Vallée rose
"La roche était de la couleur de l'intérieur d'une pêche, puis brièvement de la couleur du sang, et puis il faisait nuit."
Je suis entré dans la Vallée rose par l’extrémité de Çavuşin par un fin d’après-midi de mai, quand les ombres s’allongeaient déjà, et la lumière a frappé le tuf sous un angle qui a fait briller la roche. La vallée tire son nom de la couleur de cette lumière — ou peut-être de la couleur minérale réelle de la roche, qui contient des oxydes de fer qui passent de l’ocre pâle à travers le saumon jusqu’à un rose chaud profond au fur et à mesure que le soleil descend. J’ai marché lentement, mon ombre s’étirait devant moi et les cheminées changeaient de couleur toutes les vingt minutes d’une façon qui donnait l’impression que la vallée avait son propre programme interne.
Güllüdere — le nom turc — se connecte à la Vallée rouge (Kızılçukur) et ensemble elles forment le meilleur circuit de randonnée en Cappadoce qui n’implique ni visite guidée ni guichet. Les sentiers sont bien fréquentés mais pas goudronnés, balisés par de la peinture sur les parois rocheuses, et serpentent à travers un paysage de cheminées et cônes et falaises taillées qui a absorbé la présence humaine sans être organisé par elle.
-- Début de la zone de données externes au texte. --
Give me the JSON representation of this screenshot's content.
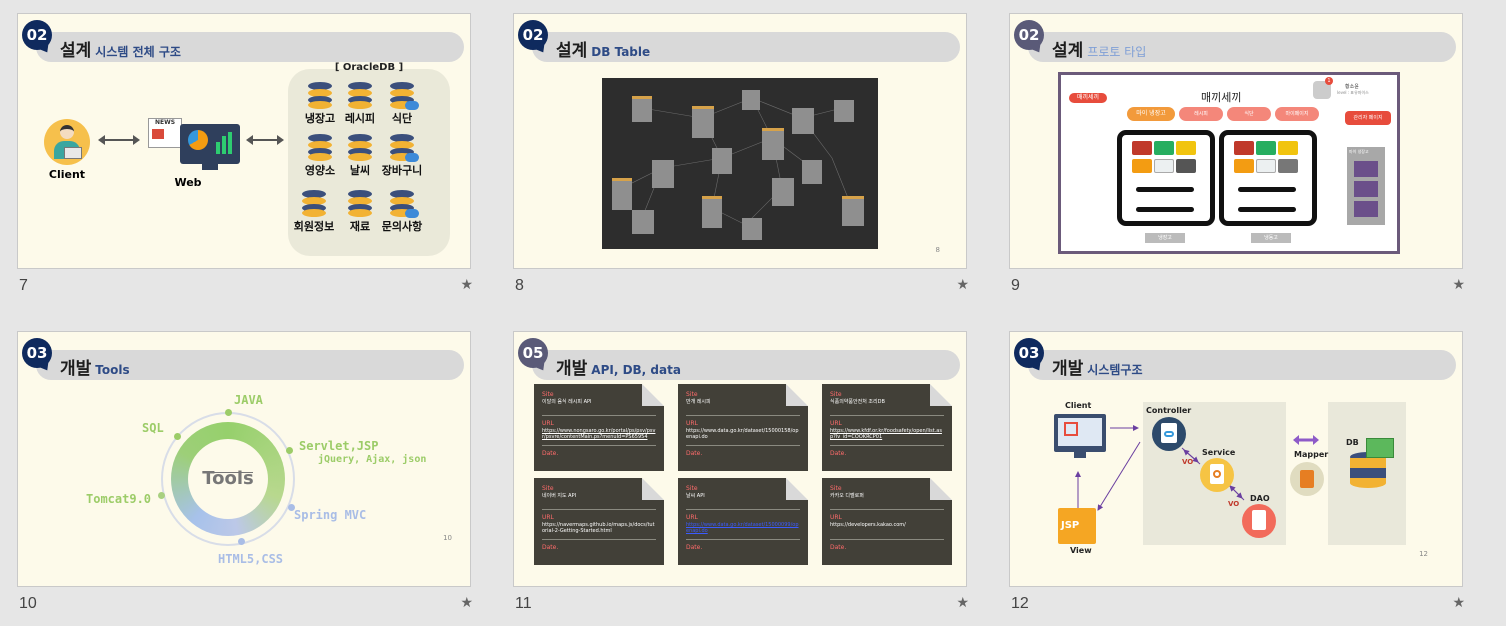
{
  "slides": [
    {
      "number": "7",
      "badge": "02",
      "title": "설계",
      "subtitle": "시스템 전체 구조",
      "client_label": "Client",
      "web_label": "Web",
      "news_label": "NEWS",
      "db_box_title": "[ OracleDB ]",
      "db_items": [
        "냉장고",
        "레시피",
        "식단",
        "영양소",
        "날씨",
        "장바구니",
        "회원정보",
        "재료",
        "문의사항"
      ]
    },
    {
      "number": "8",
      "badge": "02",
      "title": "설계",
      "subtitle": "DB Table",
      "page_number": "8"
    },
    {
      "number": "9",
      "badge": "02",
      "title": "설계",
      "subtitle": "프로토 타입",
      "proto": {
        "logo_label": "매끼세끼",
        "app_title": "매끼세끼",
        "user_name": "황소윤",
        "user_level": "level : 표유마이스",
        "notif_count": "1",
        "nav_tabs": [
          "마이 냉장고",
          "레시피",
          "식단",
          "마이페이지"
        ],
        "admin_button": "관리자 페이지",
        "side_header": "마이 냉장고",
        "bottom_buttons": [
          "냉장고",
          "냉동고"
        ]
      }
    },
    {
      "number": "10",
      "badge": "03",
      "title": "개발",
      "subtitle": "Tools",
      "center_label": "Tools",
      "tools": [
        "JAVA",
        "SQL",
        "Servlet,JSP",
        "jQuery, Ajax, json",
        "Tomcat9.0",
        "Spring MVC",
        "HTML5,CSS"
      ],
      "page_number": "10"
    },
    {
      "number": "11",
      "badge": "05",
      "title": "개발",
      "subtitle": "API, DB, data",
      "cards": [
        {
          "site_label": "Site",
          "site": "이달의 음식 레시피 API",
          "url_label": "URL",
          "url": "https://www.nongsaro.go.kr/portal/ps/psv/psvr/psvre/contentMain.ps?menuId=PS65954",
          "date_label": "Date."
        },
        {
          "site_label": "Site",
          "site": "만개 레시피",
          "url_label": "URL",
          "url": "https://www.data.go.kr/dataset/15000158/openapi.do",
          "date_label": "Date."
        },
        {
          "site_label": "Site",
          "site": "식품의약품안전처 조리DB",
          "url_label": "URL",
          "url": "https://www.kfdf.or.kr/foodsafety/open/list.asp?lv_id=COOKRCP01",
          "date_label": "Date."
        },
        {
          "site_label": "Site",
          "site": "네이버 지도 API",
          "url_label": "URL",
          "url": "https://navermaps.github.io/maps.js/docs/tutorial-2-Getting-Started.html",
          "date_label": "Date."
        },
        {
          "site_label": "Site",
          "site": "날씨 API",
          "url_label": "URL",
          "url": "https://www.data.go.kr/dataset/15000099/openapi.do",
          "date_label": "Date."
        },
        {
          "site_label": "Site",
          "site": "카카오 디벨로퍼",
          "url_label": "URL",
          "url": "https://developers.kakao.com/",
          "date_label": "Date."
        }
      ]
    },
    {
      "number": "12",
      "badge": "03",
      "title": "개발",
      "subtitle": "시스템구조",
      "client_label": "Client",
      "view_label": "View",
      "jsp_label": "JSP",
      "controller_label": "Controller",
      "service_label": "Service",
      "dao_label": "DAO",
      "mapper_label": "Mapper",
      "db_label": "DB",
      "vo_labels": [
        "VO",
        "VO"
      ],
      "page_number": "12"
    }
  ],
  "star_glyph": "★"
}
Les églises rupestres byzantines le long du parcours n’ont pas été polies pour le tourisme comme l’a été le Musée en plein air de Göreme — certaines sont simplement des portes découpées dans une paroi rocheuse qui s’ouvrent sur un intérieur sombre avec un autel taillé et des fresques à peine visibles sur les parois incurvées.

J’ai trouvé une église environ quarante minutes après le début de la marche en remarquant une croix taillée au-dessus d’une porte basse dans la paroi rocheuse. À l’intérieur, le plafond était peint d’apôtres dans des médaillons circulaires — fanés jusqu’à n’être plus que des fantômes, mais la composition encore lisible. Pas de panneau. Pas de billet d’entrée. Pas d’autres personnes. Je me suis assis sur un banc de pierre taillée et j’ai écouté rien de particulier et j’ai ressenti la qualité particulière de la chance qui vient de marcher quelque part sans plan et de trouver quelque chose qui n’était sur aucune liste consultée.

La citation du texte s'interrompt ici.